Experience has shown that the first outbreak was handled better economically by countries that responded early and strictly. New Zealand, which put thorough measures in place immediately after their first cases, has successfully reopened the country and is seeing an economic recovery.
In no small part, the economic damage caused by a second wave will depend on stimulus measures put in place by governments and federal banks. Exemplary for this is the stock market dip in response to Federal Reserve Chair Jerome Powell voicing reservations about the post-corona economic recovery in June.
Markets in Peril, Markets that Stand to Gain
Overall, if a second wave of the pandemic hits and similar measures to combat it are implemented once more, the markets set to suffer and markets set to gain are the same as during the first wave.
Transportation and energy stocks are set to lose, alongside the stocks of companies providing consumer discretionary goods. When the economic climate is rough, and people's budget tight, these goods are quickly discounted.
Sportswear brand Nike (NYSE:NKE) suffered from this combination of factors, in addition to people being confined indoors. Consequently, its stock slipped 6.3% on June 26, as it disclosed quarterly losses and announced job cuts.
On the other hand, a number of stocks that soared during the first wave are again set to gain.
Consumer staples, delivery, and tech companies, as well as health care stocks all saw increases in the thick of the COVID-19 outbreak: Walmart (NYSE:WMT) went up 27% from March 12 to April 16, though it has since been lowering. FedEx (NYSE:FDX) is now up 15% from its March 16 low, Amazon (NASDAQ:AMZN) gained 63% in the same period.
Other natural winners are companies facilitating remote work - a trend predating the pandemic, but strongly accelerated by it. Wall Street darling Zoom Video Communications (NASDAQ:ZM) tripled its stock value since late February, and team messaging provider Slack (NYSE:WORK) doubled it since early March.
There are also the background cloud services that remote work ultimately relies on: Companies such as cloud communications provider Twilio (NYSE:TWLO) (whose stock value has tripled since early March), or content delivery network Fastly (NYSE:FSLY) (which gained 220% even over its pre-pandemic February high).
Corona-Ready Business Life
There is some consolation in case a second wave does hit. Most enterprises now have structures in place to deal with coronavirus-induced restrictions to business.
In March, many companies had to master an abrupt digital transition to remote teams, and to business life online. It took time for entrepreneurs to find the right tools and set up the right infrastructure to adapt their business and their teams to the new challenges.
This know-how and the necessary infrastructure are now largely in place. In the event of a second wave, these resources merely have to be reactivated.
Similarly, many employees suddenly working from home offices initially faced struggles with productivity and the novel remote work tools. And while many are probably glad to be able to return to their offices, most now have the skills to deal with a work from home situation.
Overall, while investors are right to harbor second-wave fears, many companies are much better equipped today to deal with the challenges posed by a lockdown economy.
The Bottom Line
Current developments and projections show a second pandemic wave is clearly possible, and so is another hit to the economy. There are too many unknowns for experts to agree on an exact probability or impact.
That said, the first signs of a possible resurgence can currently be seen in countries that had seemingly vanquished the virus.
The definitive economic response to a second wave depends on its severity and the response of governments and banks.

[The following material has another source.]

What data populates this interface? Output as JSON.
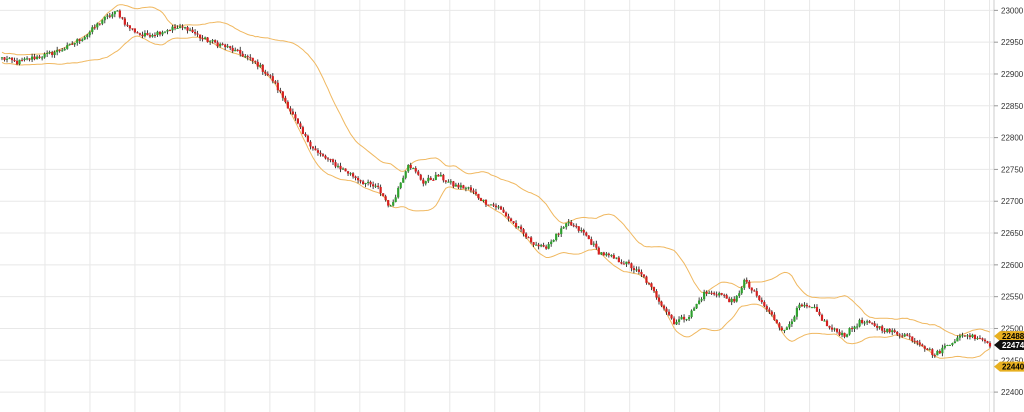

One thing is very different now from what it was in February: Businesses, governments and banks now have battle-tested experience, and people have the strategies and tools necessary to deal with remote work.
Despite the economic fallout of a possible second wave, with an eye to the right trends both during it (health care, tech, essential retail) and regardless of it (remote work), investors can still spread their risks and count on probable winners.